The first one would be a wrongful death lawsuit in Carl's case and the second one would relate to Janis' case.
"The evidence that we have right now is that (Riverbend) knew that there was exposure at the facility and they simply did not take the appropriate measures to protect their residents and third parties like Steve and Janis," Mohlman said.
"This facility allowed contagious workers in to care for an incredibly vulnerable population and then expelled those folks from the home, which endangered the entire community," Smith said.
Mohlman said it did not appear that Riverbend learned any lessons from an early coronavirus outbreak in Washington state, where two-thirds of residents were sickened at a nursing home facility.
"The experience up in Washington state certainly should have given them a heads up as to the problems they could potentially face.
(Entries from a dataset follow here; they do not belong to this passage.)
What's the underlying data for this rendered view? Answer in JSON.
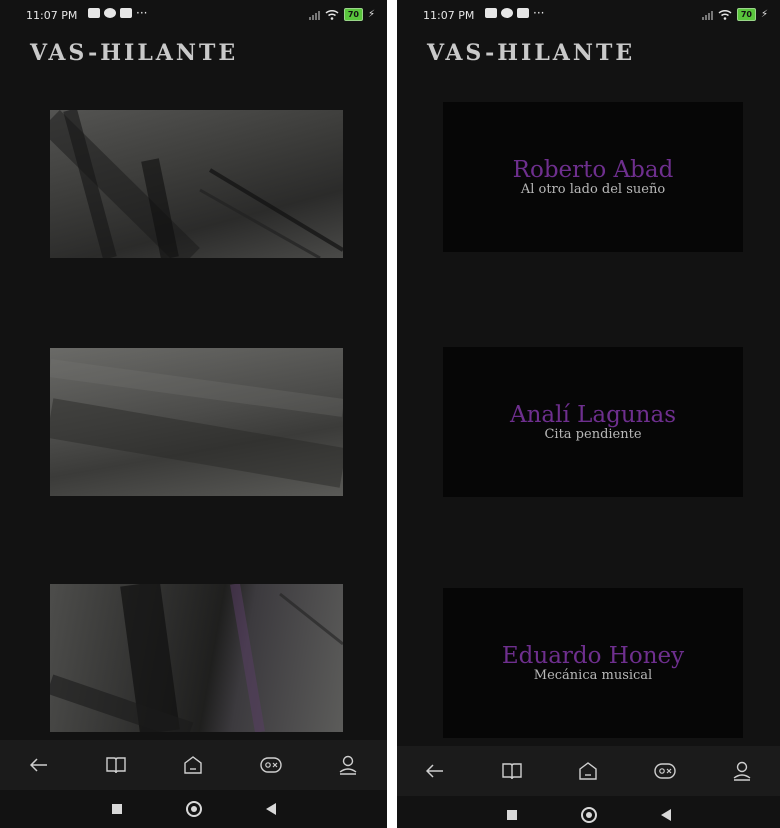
{
  "status": {
    "time": "11:07 PM",
    "battery": "70"
  },
  "app": {
    "title": "VAS-HILANTE"
  },
  "stories": [
    {
      "author": "Roberto Abad",
      "title": "Al otro lado del sueño"
    },
    {
      "author": "Analí Lagunas",
      "title": "Cita pendiente"
    },
    {
      "author": "Eduardo Honey",
      "title": "Mecánica musical"
    }
  ],
  "nav": [
    "back-arrow-icon",
    "book-icon",
    "home-icon",
    "gamepad-icon",
    "user-icon"
  ],
  "system_nav": [
    "recents-square-icon",
    "home-circle-icon",
    "back-triangle-icon"
  ],
  "colors": {
    "background": "#121212",
    "author": "#6e2f8e",
    "subtitle": "#b8b8b8",
    "battery": "#59c53c"
  }
}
And it doesn't appear they learned any lesson from that," Mohlman said.
The plans for lawsuits on behalf of the Brewster family come as there are rumblings about protecting care facilities from coronavirus lawsuits.
Smith and Mohlman call a Kansas order in that regard "ambiguous" and said it may not apply to facility directors.
"We would always prefer to hold the facility and its management structure responsible because a lot of time, the individual health care workers are doing the very best they can in the nursing home environment," Mohlman said.
"It would be a crying shame if the nursing home lobby and the insurance lobby are successful in getting blanket immunity when there has been so much negligence that has caused so much damage," Smith said.
Brewster said one question he'd like answered is whether or not his dad is being counted among the Riverbend deaths.
A spokeswoman for the Unified Government Public Health Department said she couldn't answer that specific question due to privacy laws.
However, she did say health department investigators trace what happen with outbreaks or clusters like Riverbend and would include numbers for those outbreaks if investigators determine they're connected.
"It's a tragedy and it was avoidable, that's the saddest part," Smith said.
Due to additional pending litigation from other families, Schulte has previously indicated he can no longer comment to the news media.
He did issue a statement earlier this month that said any dispute between Riverbend and the Brewster family shouldn't be discussed in the news media.